By David Jockers, Organic Lifestyle Magazine

Foods that have an incredible array of health benefits that go well beyond their nutrient value are considered Superfoods.  These foods are typically loaded with a combination of critical fatty acids, anti-oxidant phytonutrients, and essential amino acids. Blueberries contain an extraordinary amount of unique phytonutrients and impressive anti-oxidant scores that make them a superfood.

Blueberries are a native plant to North America.  They grow in shrubs from from 8-10 inches tall  up to 5-6 feet tall.  Maine is considered the largest low bush blueberry producing country.  Michigan produces the most high bush growing blueberries.

This summer superfood is loaded with antioxidant phytonutrients called anthocyanidins.  These nutrients powerfully neutralize free radical damage to the collagen matrix of cells and tissues.  In addition, anthocyanins have been shown to improve capillary integrity and enhance the effects of Vitamin C.

Blueberries Boost Brain Function

The anti-oxidant power of blueberries has been shown to be particularly useful in stabilizing brain function and protecting the neural tissue from oxidative stress.   Studies have shown improvements in memory and learning while reducing symptoms of depression. Blueberries also contain other major phytonutrients including pterostilbene, resveratrol, flavonols and tannins.  All of these have been shown to inhibit the development of cancer cell growth.

The riper the berries the more anti-oxidant power they contain.  To assess the ripeness of the berries look at the color.  Riper berries are a darker blue.  Blueberry season is mid-late summer, June – August.  Most frozen berries are picked at maximal ripeness and frozen.

Very Important to Buy Organic Blueberries:

Purchase organic blueberries due to the high amount of petrochemical pesticides that are used on conventional varieties.  In June of 2011, the Environmental Working Group labeled non-organic blueberries a significant concern.  Blueberries grown in the US ranked 10 out of 53 of the most pesticide laden fruits and vegetables tested.  They have made the list of  the “Dirty Dozen” with this finding.

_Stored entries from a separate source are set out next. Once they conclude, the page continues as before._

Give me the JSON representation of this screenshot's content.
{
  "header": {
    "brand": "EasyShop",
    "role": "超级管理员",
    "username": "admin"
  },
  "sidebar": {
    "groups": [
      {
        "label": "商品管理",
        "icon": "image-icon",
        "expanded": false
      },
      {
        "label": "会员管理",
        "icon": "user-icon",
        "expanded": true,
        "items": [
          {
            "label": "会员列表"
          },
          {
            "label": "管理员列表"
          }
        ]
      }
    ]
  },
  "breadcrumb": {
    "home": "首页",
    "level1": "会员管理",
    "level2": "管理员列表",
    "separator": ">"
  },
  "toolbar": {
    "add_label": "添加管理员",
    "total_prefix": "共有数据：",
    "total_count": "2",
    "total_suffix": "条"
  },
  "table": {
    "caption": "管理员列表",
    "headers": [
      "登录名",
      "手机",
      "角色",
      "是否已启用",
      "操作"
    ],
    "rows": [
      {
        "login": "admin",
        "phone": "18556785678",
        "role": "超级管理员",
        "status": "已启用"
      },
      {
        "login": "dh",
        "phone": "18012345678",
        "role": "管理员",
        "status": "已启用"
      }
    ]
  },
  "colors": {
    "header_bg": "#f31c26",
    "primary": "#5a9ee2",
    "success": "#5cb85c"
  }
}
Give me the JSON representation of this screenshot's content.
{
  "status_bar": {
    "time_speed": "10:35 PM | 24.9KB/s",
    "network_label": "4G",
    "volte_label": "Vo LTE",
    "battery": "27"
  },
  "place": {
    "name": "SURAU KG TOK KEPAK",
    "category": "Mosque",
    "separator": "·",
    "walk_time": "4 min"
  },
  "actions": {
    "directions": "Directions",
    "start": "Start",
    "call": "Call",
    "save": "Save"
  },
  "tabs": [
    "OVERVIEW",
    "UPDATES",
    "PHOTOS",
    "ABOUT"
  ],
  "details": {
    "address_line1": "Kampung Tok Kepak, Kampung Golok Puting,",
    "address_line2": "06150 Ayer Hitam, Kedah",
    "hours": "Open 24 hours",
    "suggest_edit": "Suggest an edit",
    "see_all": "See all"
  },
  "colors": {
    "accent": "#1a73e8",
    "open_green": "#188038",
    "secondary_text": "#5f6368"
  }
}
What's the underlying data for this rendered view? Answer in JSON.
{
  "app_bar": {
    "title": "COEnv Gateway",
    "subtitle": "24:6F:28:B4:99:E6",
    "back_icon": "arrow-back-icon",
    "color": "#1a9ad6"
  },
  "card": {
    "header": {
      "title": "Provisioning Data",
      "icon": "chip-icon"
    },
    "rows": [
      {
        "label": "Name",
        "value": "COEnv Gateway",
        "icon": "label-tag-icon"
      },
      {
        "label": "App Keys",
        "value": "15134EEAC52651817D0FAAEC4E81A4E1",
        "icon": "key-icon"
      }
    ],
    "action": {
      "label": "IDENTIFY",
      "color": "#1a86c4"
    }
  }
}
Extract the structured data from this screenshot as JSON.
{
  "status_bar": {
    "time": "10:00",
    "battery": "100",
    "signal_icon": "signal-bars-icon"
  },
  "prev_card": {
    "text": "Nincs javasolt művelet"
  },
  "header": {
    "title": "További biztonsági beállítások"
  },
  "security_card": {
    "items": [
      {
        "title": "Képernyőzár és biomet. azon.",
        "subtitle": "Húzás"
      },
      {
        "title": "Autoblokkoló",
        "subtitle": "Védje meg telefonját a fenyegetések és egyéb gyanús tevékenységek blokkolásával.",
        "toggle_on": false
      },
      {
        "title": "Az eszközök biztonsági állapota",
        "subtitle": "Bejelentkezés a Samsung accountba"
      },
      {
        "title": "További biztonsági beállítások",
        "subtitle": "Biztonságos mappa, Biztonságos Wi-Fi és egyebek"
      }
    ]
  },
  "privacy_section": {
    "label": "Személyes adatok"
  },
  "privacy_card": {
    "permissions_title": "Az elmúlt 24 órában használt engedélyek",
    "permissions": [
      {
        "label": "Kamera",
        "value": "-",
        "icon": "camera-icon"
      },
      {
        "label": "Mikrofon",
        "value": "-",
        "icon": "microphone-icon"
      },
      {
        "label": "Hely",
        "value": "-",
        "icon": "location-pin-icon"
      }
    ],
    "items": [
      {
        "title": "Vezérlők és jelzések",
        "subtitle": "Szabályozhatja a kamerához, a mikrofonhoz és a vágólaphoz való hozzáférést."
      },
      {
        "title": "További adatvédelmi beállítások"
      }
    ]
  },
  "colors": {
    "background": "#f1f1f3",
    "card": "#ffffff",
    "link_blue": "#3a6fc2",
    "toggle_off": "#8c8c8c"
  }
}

The term “wild” is considered a marketing term that producers of low bush blueberries have used to help sell their blueberries.  Wild blueberries may or may not be organic.  One should always check labeling and certifications.

Frozen blueberries are fantastic in shakes and smoothies.  Blueberry seeds are significantly smaller than that of other berries such as strawberries, raspberries and blackberries.  The small size makes them less challenging to digest and more palatable in a shake than other berry seeds.